Right now, the NHS is facing two major challenges that are affecting capacity and productivity.
The first is a shortage of doctors and nurses - there simply aren't enough to meet demand. Data from a BBC Freedom of Information request shows that between 2013 and 2015, there has been a 50% increase in nursing vacancies, rising from 12,513 to 18,714. Meanwhile, the number of nursing vacancies across England, Wales and Northern Ireland reached 23,443 by the end of December - equivalent to 9% of the workforce. In comparison, the average vacancy rate across the UK economy was 2.7%. With a lack of qualified staff, the system struggles under demand, and a backlog develops.
This leads to the next problem - a chronic shortage of beds. The overstretched nature of the NHS today means the number of patients forced to remain in hospital due to delays has increased by 80% in the last five years.
Data from NHS England reveals that bed occupancy rates recently topped 89% for the fourth successive quarter. To put that in comparison, the recommended maximum to ensure patients are well looked after and not exposed to health risks is 85% - a rate that's not been achieved since NHS England began publishing this data six years ago.
While training more doctors and nurses is an obvious solution, this may not be enough. Demand for NHS services is soaring, and expected to increase ever more rapidly thanks to our aging population, putting more strain on the system.
More staff isn't the only thing that needs to change - more efficient processes need to be put in place by embracing new technology, namely robot assisted surgery, and eventually, artificial intelligence.
Fortunately, robot assisted surgery is on the up already. In five years' time, one in three surgeries are expected to be completed by robots, controlled by a surgeon at a computer console in the operating theatre, helping to cut down the amount of specialists required in the operating theatre. This means more operations can take place with the same number of staff.
In future, as artificial intelligence becomes more widespread, surgery may be conducted entirely by robots. This means time can be freed up for doctors to devote their time to tasks which specifically require human interaction and emotions when treating patients.

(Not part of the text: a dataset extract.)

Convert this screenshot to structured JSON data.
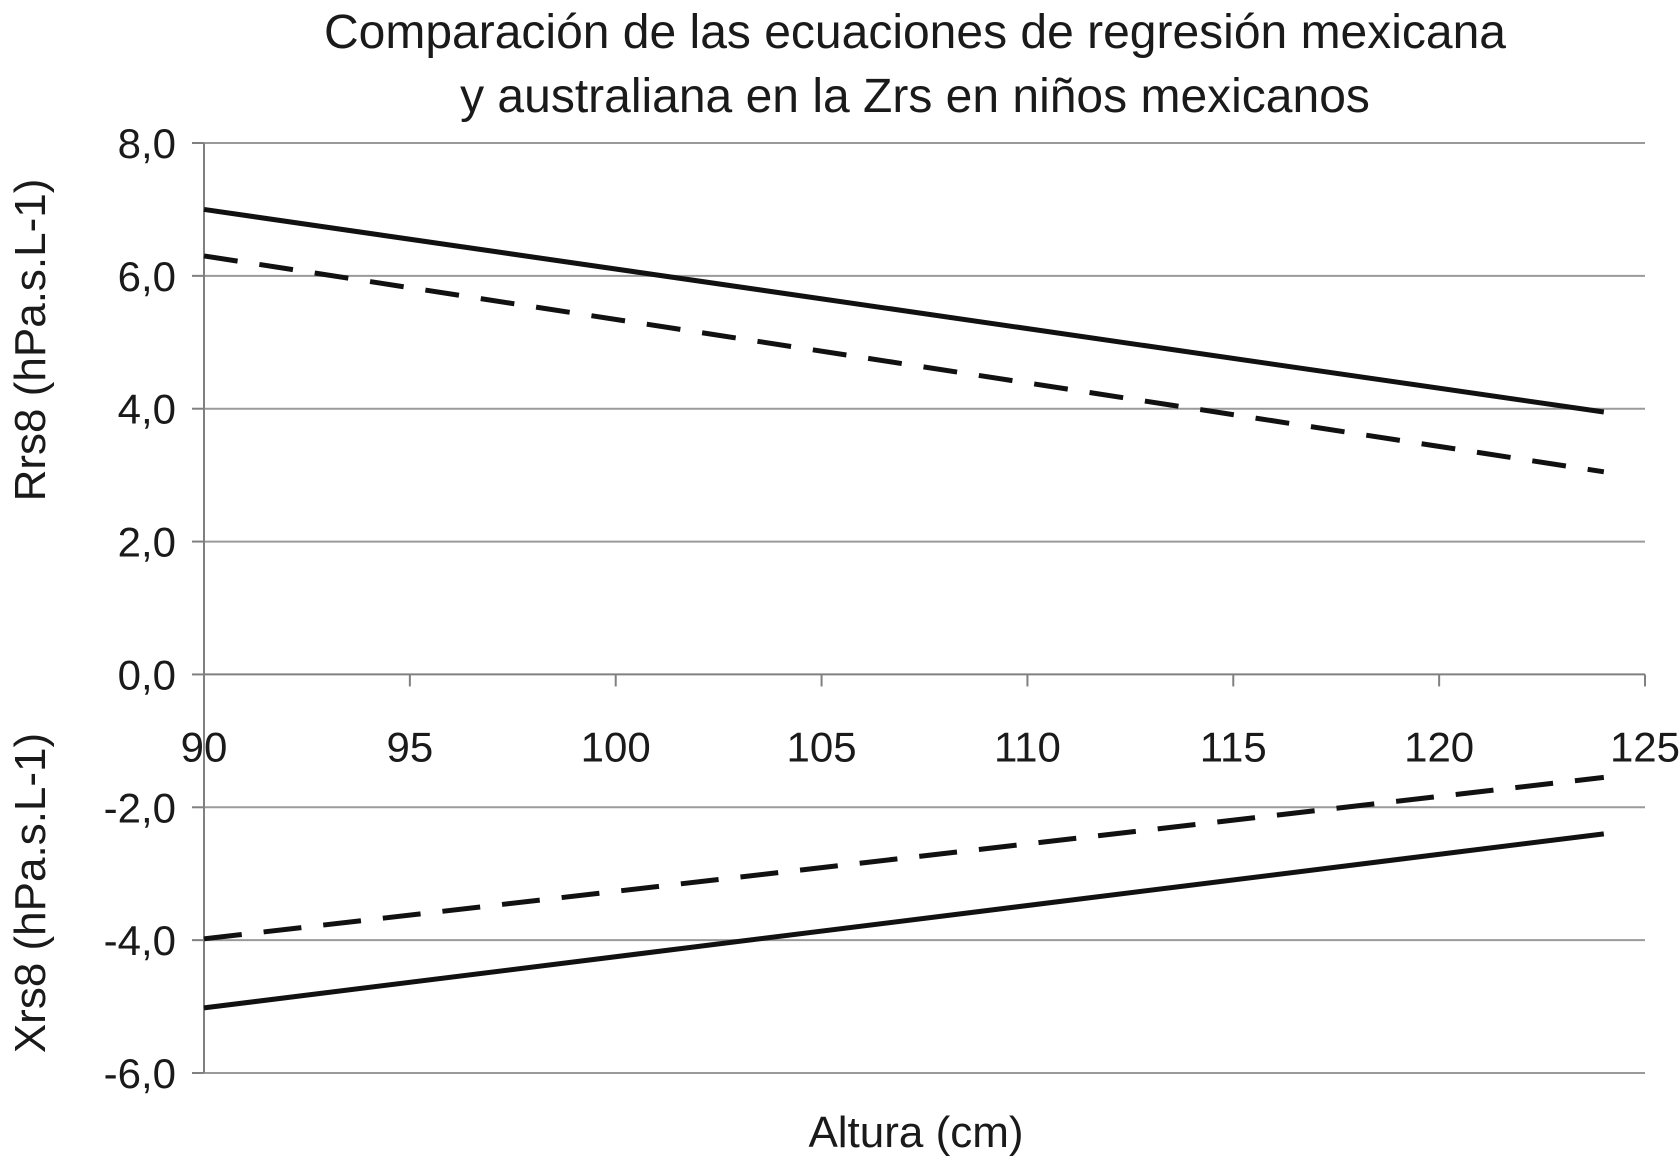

On top of helping surgeons become more efficient, surgeries conducted by robots can also help reduce the strain on hospital beds. Recently, the first kidney transplant carried out by a robot was performed in London. Unlike traditional open surgery, the robot transplant resulted in such limited damage to surrounding tissue for the two patients, that they were able to leave the hospital after just four days rather than a whole week, and took paracetamol instead of morphine as little as two days after the operation.
Artificial intelligence may soon be brought into healthcare to help make such robot surgeries more widespread and even more efficient. The resulting improvements in recovery times thanks to more delicate operations that no human could undertake, means that hospital beds can be freed up, greatly increasing capacity.
With a health service under greater strain than ever, the ever-increasing use of smart technologies and vast improvements in artificial intelligence means healthcare can become more efficient and accessible than ever. Could artificial intelligence help us create a healthcare system that benefits everyone?